Eric took the container. Once the canister was in his fingers, he realized it was some kind of plastic, supposed to look like stone. “I just wished you’d told me, Ron.” He took a breath. “Before you went and burned her up. So as people could…you know. Say good-bye.”
“I’m sorry.” Reaching up with a brown finger, Ron rubbed behind a fleshy ear. “I should have, maybe. Hey, I don’t mind payin’ for it if you do everything else. But it was like I didn’t figure it was really gonna happen. I mean, not so soon—not this mornin’. But that’s how it is.”
It had been yesterday morning, actually. Or even the day before. For Eric it seemed so long; for Ron it was still present. Eric thought over how the slim black programmer he’d met years before had become a fat black man, usually short of breath, his self-importance, his oddly-fitting suits rarely pressed, which made them look even more like tents than they would have. Barbara had put on weight herself…before the cancer had leeched it aw
ay.
Eric took another breath. “I’m gonna bury this in the graveyard, out on the island. It’s pretty there. She liked Gilead.” He looked around. And took another breath. “Um…you wanna come?”
“Nope,” Ron said. Then he said, “Yeah, it is pretty out there. That’s good—that’s the thing to do. She really liked you boys. Both’a yall. She’d like visitin’ out there with you.”
“I hope things work out with your daughter.” Eric had only vaguely known of Ron’s former family.
“Well…” Ron sounded faintly lost. “That’s nice of you to say it.”

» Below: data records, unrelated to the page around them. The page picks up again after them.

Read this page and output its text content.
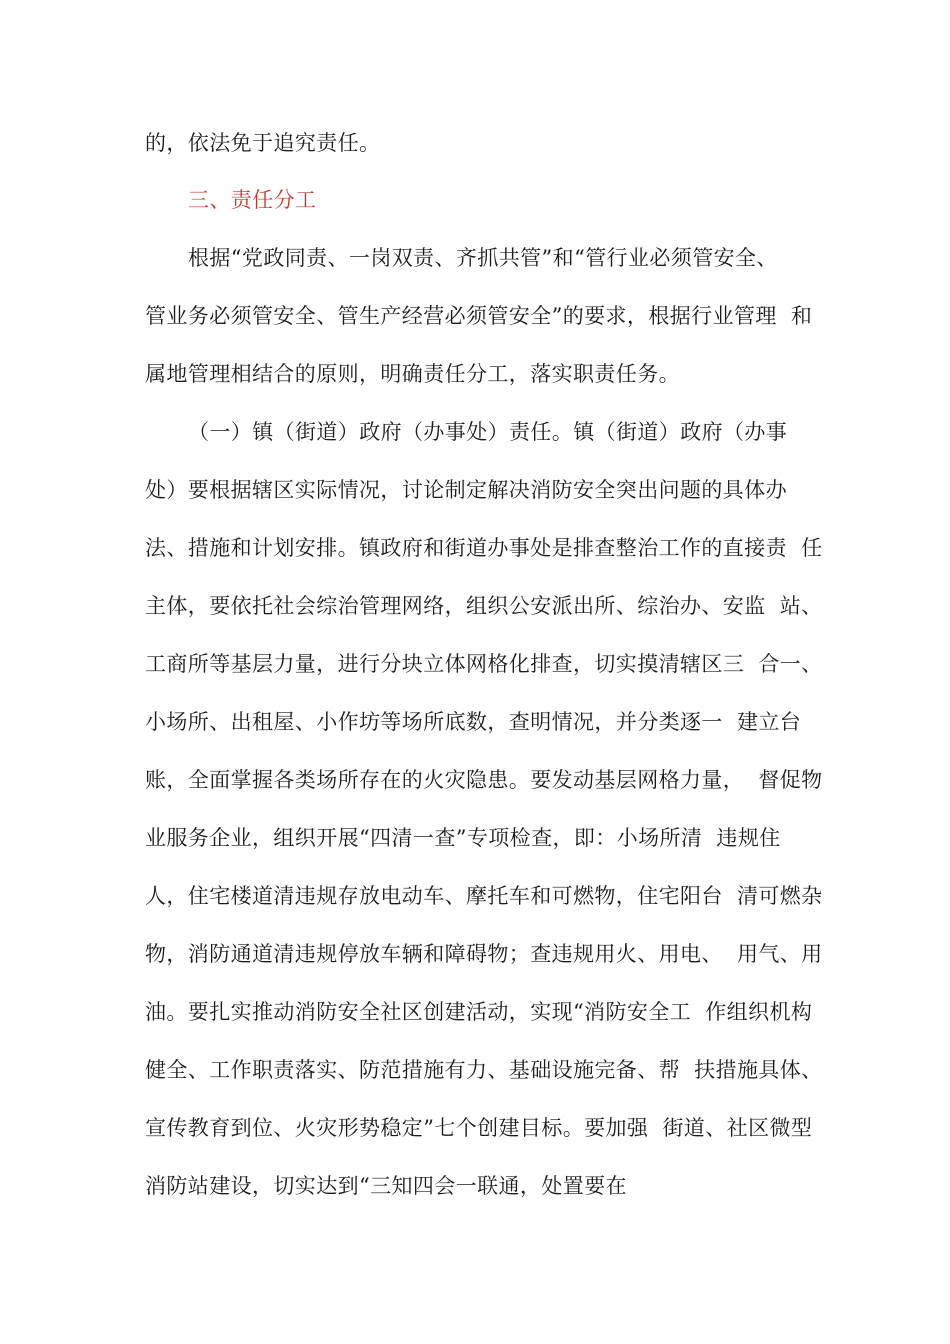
的，依法免于追究责任。
三、责任分工
根据“党政同责、一岗双责、齐抓共管”和“管行业必须管安全、
管业务必须管安全、管生产经营必须管安全”的要求，根据行业管理  和
属地管理相结合的原则，明确责任分工，落实职责任务。
（一）镇（街道）政府（办事处）责任。镇（街道）政府（办事
处）要根据辖区实际情况，讨论制定解决消防安全突出问题的具体办
法、措施和计划安排。镇政府和街道办事处是排查整治工作的直接责  任
主体，要依托社会综治管理网络，组织公安派出所、综治办、安监  站、
工商所等基层力量，进行分块立体网格化排查，切实摸清辖区三  合一、
小场所、出租屋、小作坊等场所底数，查明情况，并分类逐一  建立台
账，全面掌握各类场所存在的火灾隐患。要发动基层网格力量，  督促物
业服务企业，组织开展“四清一查”专项检查，即：小场所清  违规住
人，住宅楼道清违规存放电动车、摩托车和可燃物，住宅阳台  清可燃杂
物，消防通道清违规停放车辆和障碍物；查违规用火、用电、  用气、用
油。要扎实推动消防安全社区创建活动，实现“消防安全工  作组织机构
健全、工作职责落实、防范措施有力、基础设施完备、帮  扶措施具体、
宣传教育到位、火灾形势稳定”七个创建目标。要加强  街道、社区微型
消防站建设，切实达到“三知四会一联通，处置要在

Driving back to the Harbor in the pickup, the canister beside him, standing on the book with its torn cover, it struck Eric, probably Ron’s comment about Barb liking them was his way of saying Ron didn’t, really—like him or Shit. Eric grunted. I should have brought him a pot of chili. After all, Ron was alone now. Eric grunted again, smiling: Maybe Shit and me could’a spiced it up special for him before I brought it. Or maybe taken it around and let all the niggers in the Dump add their contributions, the ones he could still ask for something like that. Naw, it would’ve been wasted on that nigger.
Back at the five-room Gilead cabin, Shit said, “So—he just went and had her burnt up and didn’t say fuckin’ ‘boo’ to you? Well, that’s fuckin’ Ronny Bodin, all the goddam way. I hope now your mama’s gone, you don’t intend to bother with that nigger no more. If he wants to pretend ain’t nobody else in the world besides him, leave him alone and let him.”

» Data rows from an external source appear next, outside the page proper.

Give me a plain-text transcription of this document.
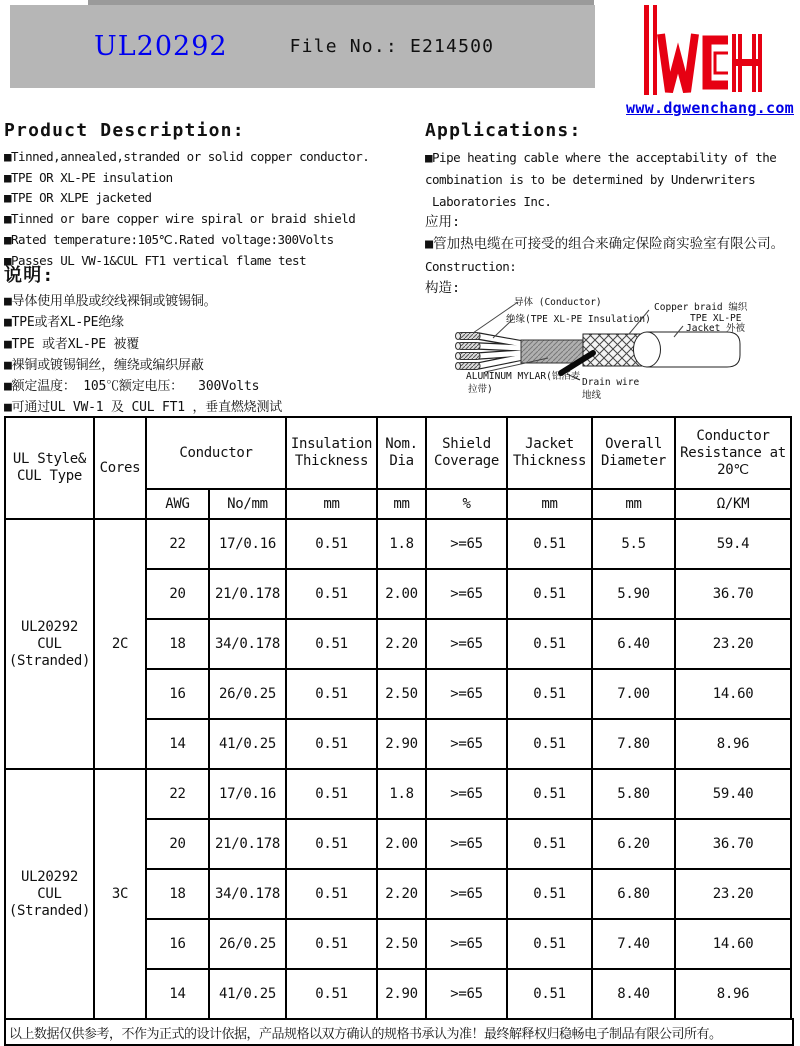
UL20292	File No.: E214500
www.dgwenchang.com
Product Description:
■Tinned,annealed,stranded or solid copper conductor.
■TPE OR XL-PE insulation
■TPE OR XLPE jacketed
■Tinned or bare copper wire spiral or braid shield
■Rated temperature:105℃.Rated voltage:300Volts
■Passes UL VW-1&CUL FT1 vertical flame test
Applications:
■Pipe heating cable where the acceptability of the
combination is to be determined by Underwriters
Laboratories Inc.
应用:
■管加热电缆在可接受的组合来确定保险商实验室有限公司。
Construction:
构造:
说明:
■导体使用单股或绞线裸铜或镀锡铜。
■TPE或者XL-PE绝缘
■TPE 或者XL-PE 被覆
■裸铜或镀锡铜丝，缠绕或编织屏蔽
■额定温度： 105℃额定电压：  300Volts
■可通过UL VW-1 及 CUL FT1 ，垂直燃烧测试
导体 (Conductor)
绝缘(TPE XL-PE Insulation)
Copper braid 编织
TPE XL-PE
Jacket 外被
ALUMINUM MYLAR(铝箔麦
拉带)
Drain wire
地线
UL Style& CUL Type	Cores	Conductor		Insulation Thickness	Nom. Dia	Shield Coverage	Jacket Thickness	Overall Diameter	Conductor Resistance at 20℃
		AWG	No/mm	mm	mm	%	mm	mm	Ω/KM
UL20292 CUL (Stranded)	2C	22	17/0.16	0.51	1.8	>=65	0.51	5.5	59.4
		20	21/0.178	0.51	2.00	>=65	0.51	5.90	36.70
		18	34/0.178	0.51	2.20	>=65	0.51	6.40	23.20
		16	26/0.25	0.51	2.50	>=65	0.51	7.00	14.60
		14	41/0.25	0.51	2.90	>=65	0.51	7.80	8.96
UL20292 CUL (Stranded)	3C	22	17/0.16	0.51	1.8	>=65	0.51	5.80	59.40
		20	21/0.178	0.51	2.00	>=65	0.51	6.20	36.70
		18	34/0.178	0.51	2.20	>=65	0.51	6.80	23.20
		16	26/0.25	0.51	2.50	>=65	0.51	7.40	14.60
		14	41/0.25	0.51	2.90	>=65	0.51	8.40	8.96
以上数据仅供参考，不作为正式的设计依据，产品规格以双方确认的规格书承认为准！最终解释权归稳畅电子制品有限公司所有。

Uncomfortably, Eric said, “I’m gonna take these out to the graveyard.”
Shit reared back in the kitchen chair, the front two legs off the floor, arms crossed over his bare chest. Dark beams crossed the white, low ceiling. “You gonna scatter her or you gonna plant ’er?”
Eric was surprised that Shit was even aware of the difference. In that canister, now on the table corner, was Barbara—he realized—not just something that had belonged to her. “I’m gonna make a hole and put ’em down in there—near Jay.” His mama and Jay had been pretty good friends back during the years she’d waitressed at the Coffee & Egg (not that he’d ever told her what went on at Jay’s house on the island, when every so often he’d visited for a day or two). “I’ll get a shovel—ain’t nobody gonna be out there now to see, anyway. You don’t have to come.”